In the main body of the shop will be a big table featuring ‘The Portrait’ collection, an enormous collection of blinged-up bottles featuring names that take a ‘humourous’ slant on heritage or monarchy. Examples include ‘The Tragedy of Lord George’ and ‘Clandestine Clara’. Bonkersly expensive, this collection is now the main focus of the company. A couple of years of aggressive concept marketing has wiped out the history and class of one of Britains few independent perfumery houses.
I imagine the next release will be named ‘The Venereal Misfortune of Major Tarquin’.

8. The dubious rewards of blogging

I love to share my thoughts with the many readers of Odiferess. I am thrilled when I look at my stats and see that yesterday 500 people in the USA read an article written from my sofa in soggy Yorkshire. I love the people I’ve met and the friends I’ve made through writing and my fragrant hobby. I love the fact that I now know people from New Orleans and New Foundland. I love to engage in comments and feedbacks from readers.
I do not like the fact that I’ve written the equivalent of at least 2 well-read novels in the last 6 years in return for no income from perfume creators. I made a choice not to add advertising to the site as it was created initially a way to share words and creativity with fellow enthusiasts. But sometimes, when I see the thousands of hits on an article about a niche perfume, I consider how valuable this publicity is to a small brand and think - “Well, you could send me a full bottle as a thank you please!”.
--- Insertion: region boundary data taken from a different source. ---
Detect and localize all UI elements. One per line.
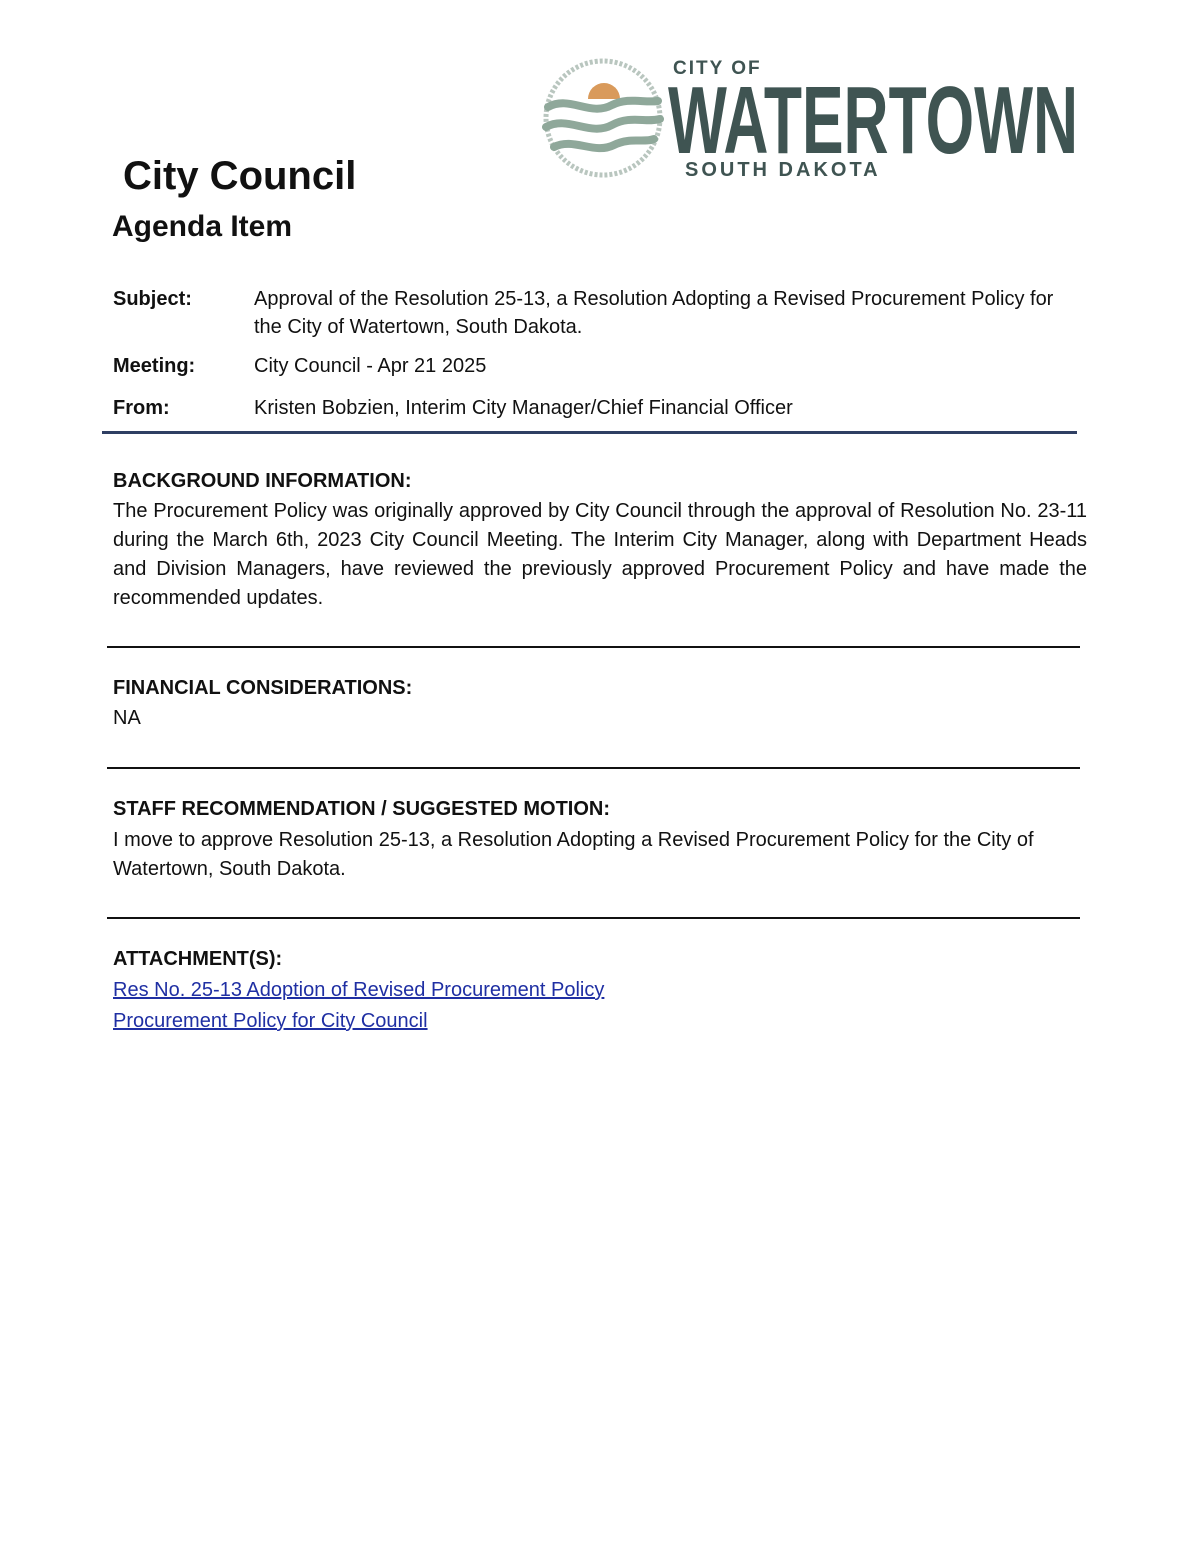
section-divider [107, 917, 1080, 919]
svg-text:WATERTOWN: WATERTOWN [668, 75, 1078, 165]
from-value: Kristen Bobzien, Interim City Manager/Chief Financial Officer [254, 397, 793, 419]
logo-state: SOUTH DAKOTA [685, 159, 881, 181]
recommendation-body: I move to approve Resolution 25-13, a Resolution Adopting a Revised Procurement Policy for the City of Watertown, South Dakota. [113, 829, 1034, 880]
page-title: City Council [123, 154, 357, 198]
section-divider [107, 767, 1080, 769]
background-heading: BACKGROUND INFORMATION: [113, 470, 412, 492]
from-label: From: [113, 397, 170, 419]
meeting-label: Meeting: [113, 355, 196, 377]
attachment-link-resolution[interactable]: Res No. 25-13 Adoption of Revised Procurement Policy [113, 979, 605, 1001]
attachments-heading: ATTACHMENT(S): [113, 948, 283, 970]
financial-body: NA [113, 707, 141, 729]
subject-value: Approval of the Resolution 25-13, a Resolution Adopting a Revised Procurement Policy for the City of Watertown, South Dakota. [254, 288, 1054, 338]
meeting-value: City Council - Apr 21 2025 [254, 355, 487, 377]
subject-label: Subject: [113, 288, 192, 310]
section-divider [107, 646, 1080, 648]
page-subtitle: Agenda Item [112, 210, 293, 243]
background-body: The Procurement Policy was originally approved by City Council through the approval of Resolution No. 23-11 during the March 6th, 2023 City Council Meeting. The Interim City Manager, along with Department Heads and Division Managers, have reviewed the previously approved Procurement Policy and have made the recommended updates. [113, 500, 1087, 609]
logo-city-name [668, 75, 1081, 165]
attachment-link-policy[interactable]: Procurement Policy for City Council [113, 1010, 428, 1032]
logo-city-of: CITY OF [673, 58, 762, 79]
financial-heading: FINANCIAL CONSIDERATIONS: [113, 677, 413, 699]
logo-emblem-icon [540, 55, 666, 181]
recommendation-heading: STAFF RECOMMENDATION / SUGGESTED MOTION: [113, 798, 611, 820]
header-divider [102, 431, 1077, 434]
city-logo [540, 55, 1085, 185]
7. My resurrected interest in skincare and toiletries

During my fatigue, I’ve become once more enthusiastic about beautifully fragranced skincare and body products. Wearing less (and sometimes no) perfume to bed these days, I get my nocturnal fragrant kick from that which I apply to my skin post bathing. You can expect to see more reviews and musings in this category at Odiferess in the coming year. 
It’s interesting to compare prices of skincare to fragrance. Some think that exceptional natural ingredients justify the inflated pricing of perfume, and yet a widely revered, science led, natural beauty company like Elemis can sell an insanely luxurious 6 piece set of anti-ageing facial and body products at QVC for around £55. When I bought this set just before Christmas, it brought more Tonka scented joy than an overpriced bottle of Tonka Imperiale would have done!

8. Age

At 45 I’ve seen numerous fragrance trends wax and wane and have scent memories developed over 4 decades. The emergence of trend led brands filling the shelves of Selfridges and Harrods does not excite me in the same way as my first whiff of Aromatics Elixir aged about 14. 

9. This guy...

and this...

and the relevance of Hans Christian Andersen’s The Emperor’s New Clothes. 

Rant over.
Well done if you’ve got this far. Normal service will be resumed soon.